The Helford estuary is one of the most beautiful waterways in the UK and you see it in its full glory from the water. You can hire a small motor boat from the Helford Passage, opposite the Ferry Boat Inn. No experience necessary. They are quite straightforward to drive, and the Helford is quite easy to navigate with little experience of boats and things.
We headed east and turned into Port Navas where the sides of the creek have been colonised by glorious holiday homes. It is as if the rich, lemming-like, rushed for the water, stopped at the edge and built a house. If you want to see how the other half live, or at least holiday, a half-hour cruise passing their front doors is quite an eye opener.
The next creek along is Polwheveral which we have now renamed Curlew River. Being less developed it is the home of hundreds of birds.

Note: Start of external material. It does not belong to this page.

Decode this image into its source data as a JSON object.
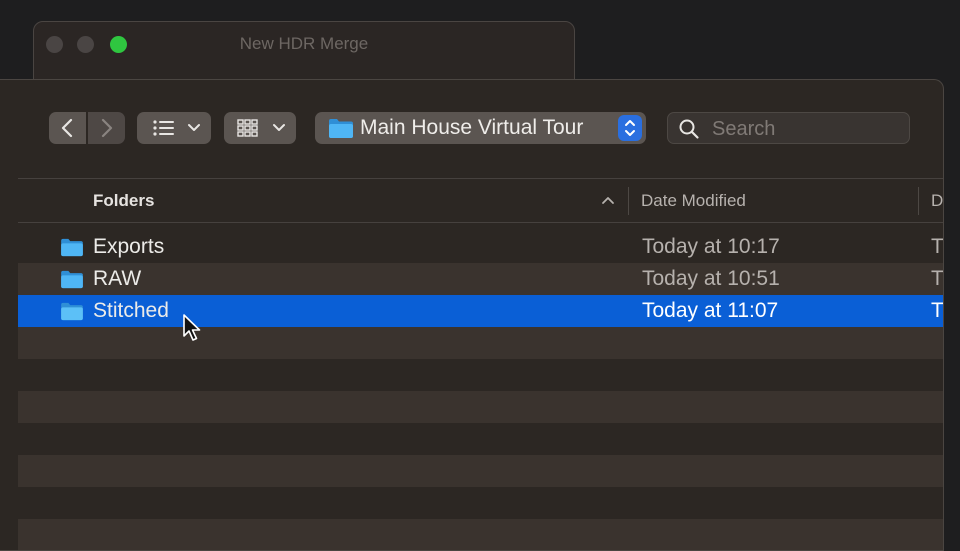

We had never seen and heard so many curlews, oyster catchers, herons and seagulls, and probably lots of other species we couldn’t recognise.

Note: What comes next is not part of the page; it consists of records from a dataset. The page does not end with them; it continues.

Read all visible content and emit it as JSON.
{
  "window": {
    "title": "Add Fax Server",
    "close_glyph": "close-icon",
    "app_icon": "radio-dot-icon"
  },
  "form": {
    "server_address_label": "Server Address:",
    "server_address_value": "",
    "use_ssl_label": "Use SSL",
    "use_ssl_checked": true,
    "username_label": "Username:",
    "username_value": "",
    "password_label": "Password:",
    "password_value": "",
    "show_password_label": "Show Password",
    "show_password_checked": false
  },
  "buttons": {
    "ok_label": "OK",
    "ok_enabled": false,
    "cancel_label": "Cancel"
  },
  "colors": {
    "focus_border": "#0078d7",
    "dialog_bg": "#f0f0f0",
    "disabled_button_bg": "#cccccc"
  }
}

Then we pottered south and into the mouth of the famous Frenchman’s Creek where we drifted down it’s centre avoiding the branches and logs sticking up in the water from the mud below. We felt the magic of this place that must have inspired Daphne du Maurier to create her intrigue and romance all those years ago.
In the centre of the Helford channel, just opposite Frenchman’s Creek, we stopped the engine and drifted with the outgoing tide to eat our lunch – the sun was out, the water was flat calm and all we could hear were birds. We were the only boat moving on the water on this lovely October day and we felt very privileged to be there.
We think there are few better places for a picnic than afloat on the Helford.
We hired a boat from the beach just by The Ferry Boat Inn at Helford Passage. But if you don’t want to drive over there and do your own navigation on a boat you can get one of the many Helford tour boats that leave from Prince of Wales Pier in Falmouth. Take a trip across Falmouth Bay and into the beautiful Helford.